‘¿Qué vemos en el paisaje?’, por Pedro Paricio

Me escribe mi buen amigo Pedro, con ocasión de remitirme su post para Dame tres minutos:

Estimado José:

Como un preludio de las celebraciones navideñas llegan a la capital pamplonesa las festividades de san Saturnino y de san Francisco Javier. 

Para que te liberes un poco del blog y disfrutes más y mejor de ellas, así como de la presentación de la nueva novela de tu hermano

¡Un millón de gracias, Pedro! ¡De todo corazón!

Ahí va el regalo que nos haces a todos, uno más desde tu más que acreditada generosidad. Tuya es la palabra.

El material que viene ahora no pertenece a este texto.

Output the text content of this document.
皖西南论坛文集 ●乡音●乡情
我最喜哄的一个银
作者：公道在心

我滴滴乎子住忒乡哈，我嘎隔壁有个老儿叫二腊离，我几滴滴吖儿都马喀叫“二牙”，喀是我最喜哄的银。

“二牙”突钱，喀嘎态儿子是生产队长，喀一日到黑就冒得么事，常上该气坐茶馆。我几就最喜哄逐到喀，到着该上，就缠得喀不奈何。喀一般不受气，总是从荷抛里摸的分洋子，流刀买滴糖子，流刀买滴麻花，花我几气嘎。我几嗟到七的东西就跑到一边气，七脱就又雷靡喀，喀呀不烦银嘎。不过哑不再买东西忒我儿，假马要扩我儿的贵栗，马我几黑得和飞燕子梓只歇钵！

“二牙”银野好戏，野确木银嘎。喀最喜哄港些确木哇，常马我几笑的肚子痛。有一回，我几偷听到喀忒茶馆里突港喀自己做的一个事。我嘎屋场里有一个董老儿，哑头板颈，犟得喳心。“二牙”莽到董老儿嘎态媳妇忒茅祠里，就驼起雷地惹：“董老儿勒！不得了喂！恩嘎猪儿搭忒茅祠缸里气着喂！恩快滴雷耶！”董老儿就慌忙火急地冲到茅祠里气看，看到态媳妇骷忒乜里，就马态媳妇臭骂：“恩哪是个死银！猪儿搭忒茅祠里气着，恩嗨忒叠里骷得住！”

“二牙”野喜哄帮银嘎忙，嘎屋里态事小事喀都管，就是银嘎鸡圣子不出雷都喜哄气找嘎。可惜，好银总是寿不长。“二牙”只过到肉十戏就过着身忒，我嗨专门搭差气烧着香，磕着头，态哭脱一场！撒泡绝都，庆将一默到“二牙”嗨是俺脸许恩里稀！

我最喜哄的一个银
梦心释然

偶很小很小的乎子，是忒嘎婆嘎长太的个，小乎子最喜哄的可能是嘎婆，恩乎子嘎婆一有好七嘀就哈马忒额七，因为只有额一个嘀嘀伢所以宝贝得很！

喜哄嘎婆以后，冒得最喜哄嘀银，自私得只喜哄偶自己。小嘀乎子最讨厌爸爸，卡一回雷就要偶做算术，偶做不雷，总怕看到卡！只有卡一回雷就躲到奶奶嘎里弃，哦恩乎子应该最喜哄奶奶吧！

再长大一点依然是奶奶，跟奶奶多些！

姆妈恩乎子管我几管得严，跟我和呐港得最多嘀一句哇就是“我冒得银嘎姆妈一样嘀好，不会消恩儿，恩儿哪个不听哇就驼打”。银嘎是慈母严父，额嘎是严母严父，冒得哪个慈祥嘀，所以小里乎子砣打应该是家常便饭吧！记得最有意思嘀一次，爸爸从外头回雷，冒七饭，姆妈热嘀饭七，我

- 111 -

‘¿Qué vemos en el paisaje?’, por Pedro Paricio Aucejo

Tú y yo –como todo hijo de vecino– hemos sentido en más de una ocasión la necesidad de cambiar de aires: aunque fuera fugazmente, hemos deseado sustituir el ambiente habitual por un panorama nuevo o, en alguna medida, distinto al de cada día. Y hemos emprendido un viaje… En nuestra expedición hemos devorado kilómetros y cruzado caminos para, al final, volver al mismo punto de partida, si bien con los ojos abiertos –ahora, sí– a aquella realidad que siempre ´se tenía´ pero que no ´se era´. En esta mágica renovación anímica que caracteriza a todo viaje, ejerce el paisaje uno de sus más benéficos efectos. Pero nuestra relación con el entorno está patentizada en nuestra mirada, que resbala o reposa en él, lo penetra o se mantiene sobre él.

Si los ojos funcionan como ventanas por las que se accede a la vida, lo que se percibe varía de un individuo a otro, pues la mirada ´manifiesta´ íntegramente al hombre, desde su personalidad a su mundo, su biografía, sus propósitos y sus sentimientos. Ello se evidencia sin ninguna duda en el paisaje, que es una construcción intelectual, una cosmovisión fundada en valores. Más que un panorama exterior lo es interior: el paisaje se revela como tal porque el hombre otorga al territorio unas cualidades manifestadas por el conocimiento, el arte y la vivencia.

“Quien mira un paisaje y sabe su idioma –explica Eduardo Martínez de Pisón (1937)–, lee un pasado acumulado de fuerzas geológicas, cambios climáticos, pasos de estepas y bosques, cazadores, ganaderos, agricultores, ejércitos devastadores, reconstrucciones pacientes, quemas de bosques, economías y sociedades que se fueron o que persisten o que llegan”. De ahí que –para este reputado ecologista vallisoletano y catedrático de universidad– el paisaje nos nutra física y espiritualmente, hasta el punto de ser “un ejercicio intelectual completo, donde, además del indispensable rigor y la necesaria inteligencia, son particularmente apropiadas la sensibilidad y la experiencia directa”.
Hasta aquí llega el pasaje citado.